Amateurs and Professionals

Charles Eisenstein in his riveting tome Sacred Economics discusses jobs in a way few have. I remember having a discussion about this same issue with Senator Carl Levin in his office almost a decade ago when I tried to have him distinguish that building more Hummers was a negative for the commonwealth, whereas building more Prius' was a step in the better direction. Here's Eisenstein's riff from pp. 273-74.

The goal of the compassionate economy, therefore, is not to provide "jobs," as most liberal politicians seem to think. Once work has become mechanical, it is in a sense too late -- inhuman work might as well be done by machines. I cannot help but remark on the inanity of economic programs that seek to make more "jobs," as if we needed more goods and services. Why do we want to create more jobs? It is so people have money to live. For that purpose they might as well dig holes in the ground and then fill them up again as Keynes famously quipped. present economic policies attempt just that: witness the current efforts to reignite the housing construction at a time when there are 9 million vacant housing units in the United States. Wouldn't it be better to pay people to do nothing at all, and free up their creative energy to meet the urgent needs of the world?

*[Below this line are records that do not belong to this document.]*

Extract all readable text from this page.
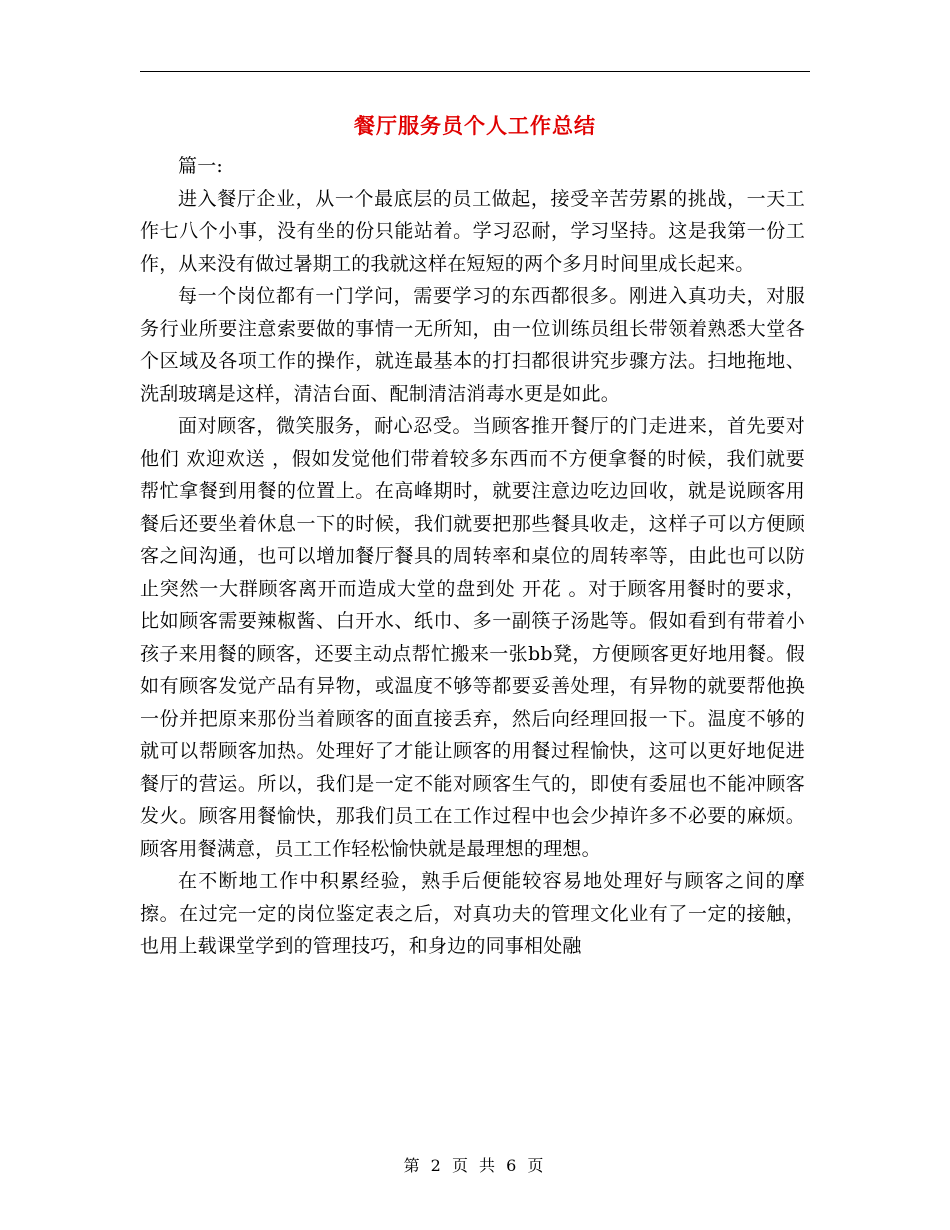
餐厅服务员个人工作总结

篇一:

进入餐厅企业，从一个最底层的员工做起，接受辛苦劳累的挑战，一天工作七八个小事，没有坐的份只能站着。学习忍耐，学习坚持。这是我第一份工作，从来没有做过暑期工的我就这样在短短的两个多月时间里成长起来。

每一个岗位都有一门学问，需要学习的东西都很多。刚进入真功夫，对服务行业所要注意索要做的事情一无所知，由一位训练员组长带领着熟悉大堂各个区域及各项工作的操作，就连最基本的打扫都很讲究步骤方法。扫地拖地、洗刮玻璃是这样，清洁台面、配制清洁消毒水更是如此。

面对顾客，微笑服务，耐心忍受。当顾客推开餐厅的门走进来，首先要对他们 欢迎欢送 ，假如发觉他们带着较多东西而不方便拿餐的时候，我们就要帮忙拿餐到用餐的位置上。在高峰期时，就要注意边吃边回收，就是说顾客用餐后还要坐着休息一下的时候，我们就要把那些餐具收走，这样子可以方便顾客之间沟通，也可以增加餐厅餐具的周转率和桌位的周转率等，由此也可以防止突然一大群顾客离开而造成大堂的盘到处 开花 。对于顾客用餐时的要求，比如顾客需要辣椒酱、白开水、纸巾、多一副筷子汤匙等。假如看到有带着小孩子来用餐的顾客，还要主动点帮忙搬来一张bb凳，方便顾客更好地用餐。假如有顾客发觉产品有异物，或温度不够等都要妥善处理，有异物的就要帮他换一份并把原来那份当着顾客的面直接丢弃，然后向经理回报一下。温度不够的就可以帮顾客加热。处理好了才能让顾客的用餐过程愉快，这可以更好地促进餐厅的营运。所以，我们是一定不能对顾客生气的，即使有委屈也不能冲顾客发火。顾客用餐愉快，那我们员工在工作过程中也会少掉许多不必要的麻烦。顾客用餐满意，员工工作轻松愉快就是最理想的理想。

在不断地工作中积累经验，熟手后便能较容易地处理好与顾客之间的摩擦。在过完一定的岗位鉴定表之后，对真功夫的管理文化业有了一定的接触，也用上载课堂学到的管理技巧，和身边的同事相处融

第 2 页 共 6 页
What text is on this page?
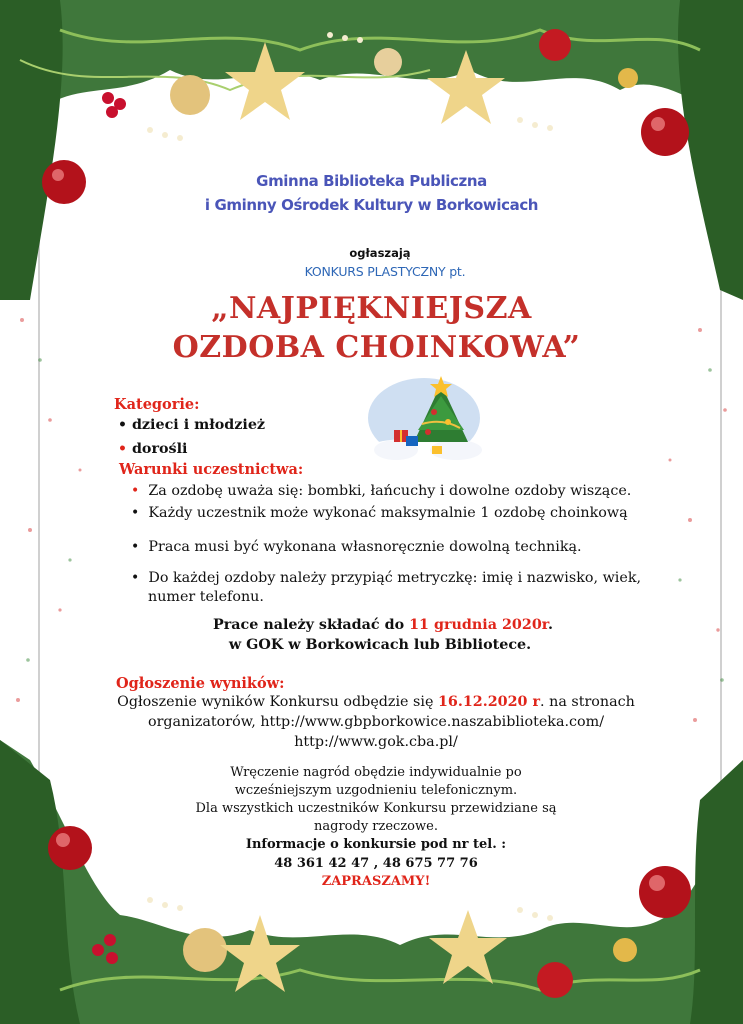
Gminna Biblioteka Publiczna
i Gminny Ośrodek Kultury w Borkowicach
ogłaszają
KONKURS PLASTYCZNY pt.
„NAJPIĘKNIEJSZA
OZDOBA CHOINKOWA”
Kategorie:
• dzieci i młodzież
• dorośli
Warunki uczestnictwa:
• Za ozdobę uważa się: bombki, łańcuchy i dowolne ozdoby wiszące.
• Każdy uczestnik może wykonać maksymalnie 1 ozdobę choinkową
• Praca musi być wykonana własnoręcznie dowolną techniką.
• Do każdej ozdoby należy przypiąć metryczkę: imię i nazwisko, wiek,
numer telefonu.
Prace należy składać do 11 grudnia 2020r.
w GOK w Borkowicach lub Bibliotece.
Ogłoszenie wyników:
Ogłoszenie wyników Konkursu odbędzie się 16.12.2020 r. na stronach
organizatorów, http://www.gbpborkowice.naszabiblioteka.com/
http://www.gok.cba.pl/
Wręczenie nagród obędzie indywidualnie po
wcześniejszym uzgodnieniu telefonicznym.
Dla wszystkich uczestników Konkursu przewidziane są
nagrody rzeczowe.
Informacje o konkursie pod nr tel. :
48 361 42 47 , 48 675 77 76
ZAPRASZAMY!
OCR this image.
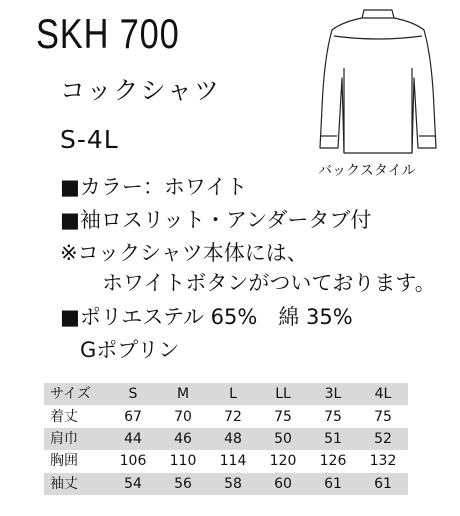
SKH 700
コックシャツ
S-4L
バックスタイル
■カラー：ホワイト
■袖ロスリット・アンダータブ付
※コックシャツ本体には、
ホワイトボタンがついております。
■ポリエステル 65%　綿 35%
Gポプリン
サイズ	S	M	L	LL	3L	4L
着丈	67	70	72	75	75	75
肩巾	44	46	48	50	51	52
胸囲	106	110	114	120	126	132
袖丈	54	56	58	60	61	61
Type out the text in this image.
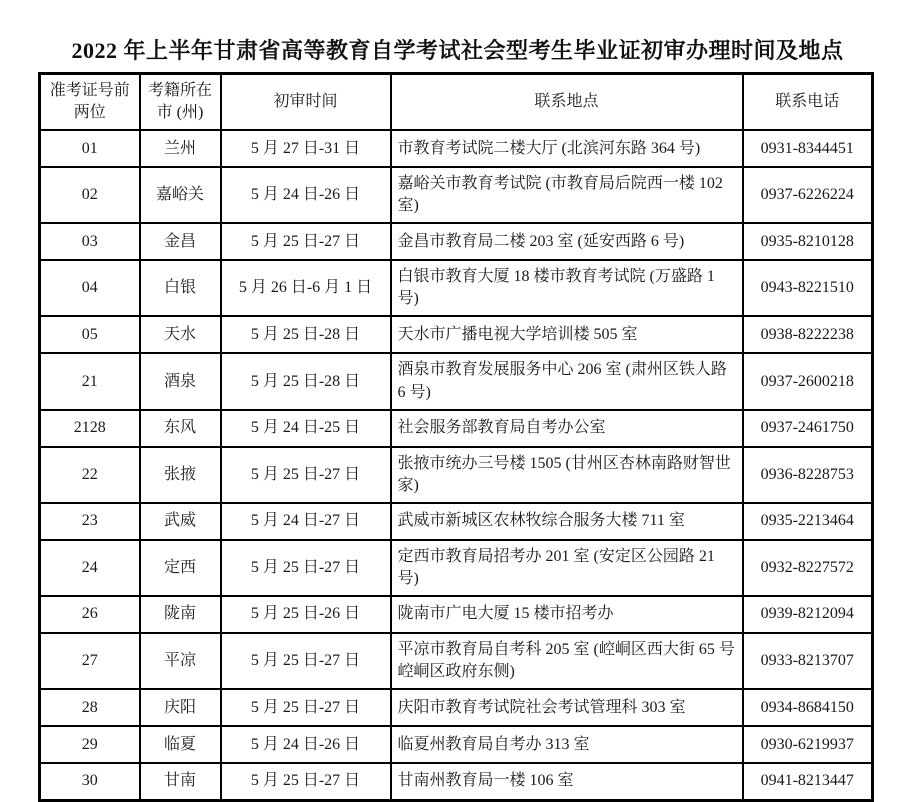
2022 年上半年甘肃省高等教育自学考试社会型考生毕业证初审办理时间及地点
准考证号前两位	考籍所在市 (州)	初审时间	联系地点	联系电话
01	兰州	5 月 27 日-31 日	市教育考试院二楼大厅 (北滨河东路 364 号)	0931-8344451
02	嘉峪关	5 月 24 日-26 日	嘉峪关市教育考试院 (市教育局后院西一楼 102 室)	0937-6226224
03	金昌	5 月 25 日-27 日	金昌市教育局二楼 203 室 (延安西路 6 号)	0935-8210128
04	白银	5 月 26 日-6 月 1 日	白银市教育大厦 18 楼市教育考试院 (万盛路 1 号)	0943-8221510
05	天水	5 月 25 日-28 日	天水市广播电视大学培训楼 505 室	0938-8222238
21	酒泉	5 月 25 日-28 日	酒泉市教育发展服务中心 206 室 (肃州区铁人路 6 号)	0937-2600218
2128	东风	5 月 24 日-25 日	社会服务部教育局自考办公室	0937-2461750
22	张掖	5 月 25 日-27 日	张掖市统办三号楼 1505 (甘州区杏林南路财智世家)	0936-8228753
23	武威	5 月 24 日-27 日	武威市新城区农林牧综合服务大楼 711 室	0935-2213464
24	定西	5 月 25 日-27 日	定西市教育局招考办 201 室 (安定区公园路 21 号)	0932-8227572
26	陇南	5 月 25 日-26 日	陇南市广电大厦 15 楼市招考办	0939-8212094
27	平凉	5 月 25 日-27 日	平凉市教育局自考科 205 室 (崆峒区西大街 65 号崆峒区政府东侧)	0933-8213707
28	庆阳	5 月 25 日-27 日	庆阳市教育考试院社会考试管理科 303 室	0934-8684150
29	临夏	5 月 24 日-26 日	临夏州教育局自考办 313 室	0930-6219937
30	甘南	5 月 25 日-27 日	甘南州教育局一楼 106 室	0941-8213447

Clearly, we possess the means and face the necessity to grow less, to work less, and to turn our energies toward other things. It is time to redeem the age-old promise of industry: that technology will allow a dramatic reduction in the workweek and usher in an age of "leisure." Unfortunately, the word leisure carries connotations of frivolity and dissipation that are inconsistent with the urgent needs of the planet and its people as the age turns. There is a vast amount of important work to be done, work that is consistent with degrowth because it won't necessarily produce salable product. There are forests to replant, sick people to care for, an entire planet to be healed. I think we are going to be very busy. We are going to work hard doing deeply meaningful things that no longer must fight upstream against the flow of money, the imperative of growth. Yet I also believe we will have more true leisure -- the experience of the abundance of time -- than we do today. The scarcity of time is one reason we overconsume, attempting to compensate for the loss of this most primal of all wealth. Time is life To be truly rich is to have sovereignty over our own time.

Eisenstein has a lot more to say about work and jobs, but he's one of the first to challenge the concepts that all jobs are equal. Reminds me of a talk I heard once from Daniel Boorstin, historian and former Librarian of Congress who made the distinction between and amateur and a professional. A professional, he said is one who does something for the money. Whereas an amateur (from the Latin amo amare -'to love') does it for the love. Perhaps we need a lot more amateurs and few less professionals.